I must say I disagree with the realistic conditions part. That's a very uncommon development setup and calling for the kind of trouble you are finding.

comment:8 by Aymeric Augustin, 12 years ago

Renaming a module is backwards incompatible, we can't do this lightly.

comment:9 by Carl Meyer, 12 years ago

Summary: AttributeError: 'module' object has no attribute 'HTMLParser'Change django.utils.htmlparser to django.utils.html_parser to avoid possible issues with case-insensitivity and the HTMLParser stdlib module

I would be interested in the results of further investigation by un3kk. If it really is possible for django-debug-toolbar to trigger this problem, that would be a serious issue.

On the whole, I am tempted to make the change suggested by gldnspud. I agree that the "case-insensitive filesystem accessed by Python from case-sensitive OS" case is not exactly common, but it would be an easy issue to avoid entirely with a relatively simple change. Relying on case-sensitivity for correct operation seems like something it doesn't hurt to avoid.
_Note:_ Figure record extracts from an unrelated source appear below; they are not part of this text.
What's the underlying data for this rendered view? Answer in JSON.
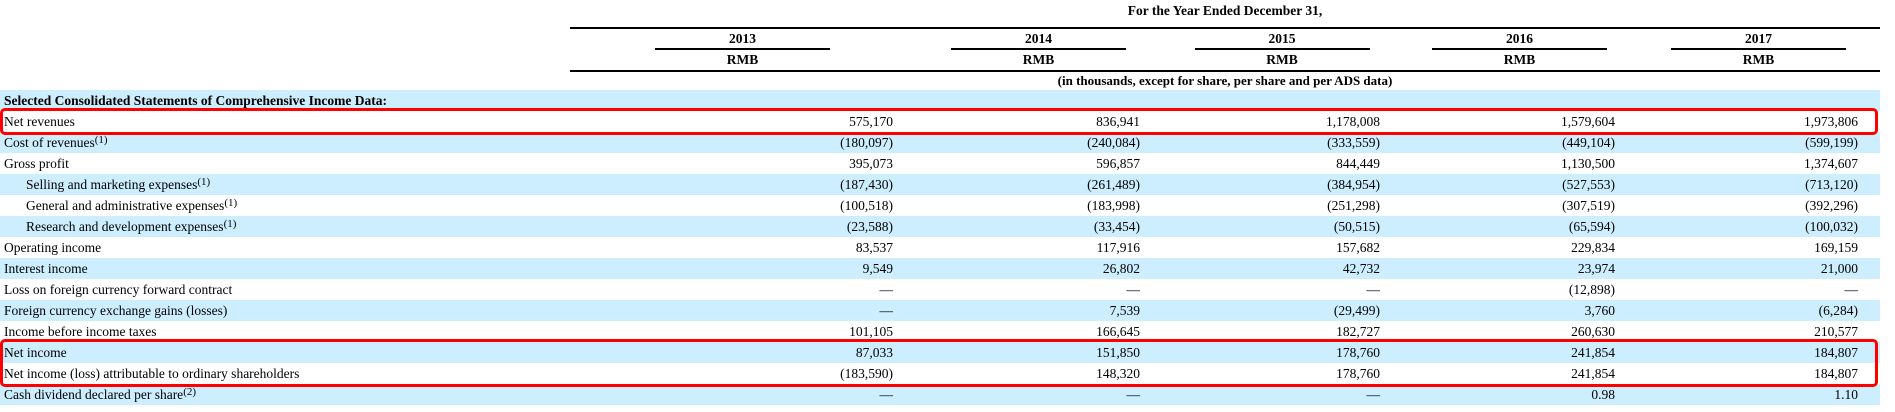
{
  "table": {
    "header": {
      "title": "For the Year Ended December 31,",
      "years": [
        "2013",
        "2014",
        "2015",
        "2016",
        "2017"
      ],
      "currency": "RMB",
      "units_note": "(in thousands, except for share, per share and per ADS data)"
    },
    "section_header": "Selected Consolidated Statements of Comprehensive Income Data:",
    "rows": [
      {
        "label": "Net revenues",
        "footnote": "",
        "indent": false,
        "values": [
          "575,170",
          "836,941",
          "1,178,008",
          "1,579,604",
          "1,973,806"
        ]
      },
      {
        "label": "Cost of revenues",
        "footnote": "(1)",
        "indent": false,
        "values": [
          "(180,097)",
          "(240,084)",
          "(333,559)",
          "(449,104)",
          "(599,199)"
        ]
      },
      {
        "label": "Gross profit",
        "footnote": "",
        "indent": false,
        "values": [
          "395,073",
          "596,857",
          "844,449",
          "1,130,500",
          "1,374,607"
        ]
      },
      {
        "label": "Selling and marketing expenses",
        "footnote": "(1)",
        "indent": true,
        "values": [
          "(187,430)",
          "(261,489)",
          "(384,954)",
          "(527,553)",
          "(713,120)"
        ]
      },
      {
        "label": "General and administrative expenses",
        "footnote": "(1)",
        "indent": true,
        "values": [
          "(100,518)",
          "(183,998)",
          "(251,298)",
          "(307,519)",
          "(392,296)"
        ]
      },
      {
        "label": "Research and development expenses",
        "footnote": "(1)",
        "indent": true,
        "values": [
          "(23,588)",
          "(33,454)",
          "(50,515)",
          "(65,594)",
          "(100,032)"
        ]
      },
      {
        "label": "Operating income",
        "footnote": "",
        "indent": false,
        "values": [
          "83,537",
          "117,916",
          "157,682",
          "229,834",
          "169,159"
        ]
      },
      {
        "label": "Interest income",
        "footnote": "",
        "indent": false,
        "values": [
          "9,549",
          "26,802",
          "42,732",
          "23,974",
          "21,000"
        ]
      },
      {
        "label": "Loss on foreign currency forward contract",
        "footnote": "",
        "indent": false,
        "values": [
          "—",
          "—",
          "—",
          "(12,898)",
          "—"
        ]
      },
      {
        "label": "Foreign currency exchange gains (losses)",
        "footnote": "",
        "indent": false,
        "values": [
          "—",
          "7,539",
          "(29,499)",
          "3,760",
          "(6,284)"
        ]
      },
      {
        "label": "Income before income taxes",
        "footnote": "",
        "indent": false,
        "values": [
          "101,105",
          "166,645",
          "182,727",
          "260,630",
          "210,577"
        ]
      },
      {
        "label": "Net income",
        "footnote": "",
        "indent": false,
        "values": [
          "87,033",
          "151,850",
          "178,760",
          "241,854",
          "184,807"
        ]
      },
      {
        "label": "Net income (loss) attributable to ordinary shareholders",
        "footnote": "",
        "indent": false,
        "values": [
          "(183,590)",
          "148,320",
          "178,760",
          "241,854",
          "184,807"
        ]
      },
      {
        "label": "Cash dividend declared per share",
        "footnote": "(2)",
        "indent": false,
        "values": [
          "—",
          "—",
          "—",
          "0.98",
          "1.10"
        ]
      }
    ]
  },
  "annotations": {
    "red_boxes": [
      {
        "first_row": 0,
        "last_row": 0
      },
      {
        "first_row": 11,
        "last_row": 12
      }
    ]
  },
  "colors": {
    "row_stripe": "#cceeff",
    "highlight_box": "#ff0000",
    "rule": "#000000"
  }
}
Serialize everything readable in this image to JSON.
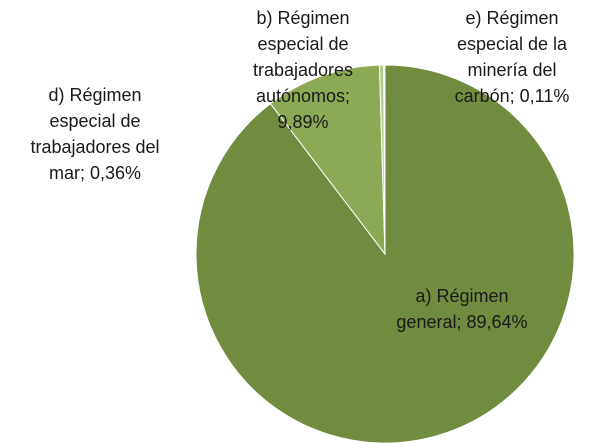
{
  "chart_data": {
    "type": "pie",
    "categories": [
      "a) Régimen general;",
      "b) Régimen especial de trabajadores autónomos;",
      "d) Régimen especial de trabajadores del mar;",
      "e) Régimen especial de la minería del carbón;"
    ],
    "values": [
      89.64,
      9.89,
      0.36,
      0.11
    ],
    "value_labels": [
      "89,64%",
      "9,89%",
      "0,36%",
      "0,11%"
    ],
    "colors": [
      "#718b3f",
      "#8ca956",
      "#b7cb8f",
      "#d7e3bd"
    ]
  }
}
I'm not too concerned about the backwards incompatibility, given that django.utils.htmlparser was added to trunk less than a month ago, has never been in a production release, and is undocumented and used only by a test helper.

Tentatively accepting, but open to arguments that it would be a bad idea to make this change.

comment:10 by Carl Meyer, 12 years ago

Triage Stage: UnreviewedAccepted

comment:11 by Aymeric Augustin, 12 years ago

I wasn't aware that this module is a recent addition. I withdraw my previous comment.

comment:12 by Chris Beaven, 12 years ago

Severity: NormalRelease blocker

comment:13 by Aymeric Augustin, 12 years ago

The public API of the HTMLParser module is the HTMLParser class and the HTMLParseError exception.

If we want django.utils.htmlparser to mimic this interface, we could expose HTMLParseError there, and import it from that module.

I'm attaching a patch for this technique.

by Aymeric Augustin, 12 years ago

Attachment: 17730-alternative.patch added

comment:14 by Carl Meyer, 12 years ago

Resolution: fixed
Status: reopenedclosed

In [17607]:

Fixed #17730 - Renamed django.utils.htmlparser to django.utils.html_parser to avoid shadowing stdlib HTMLParser in rare case-sensitivity situations. Thanks un33k for the report and gldnspud for the patch.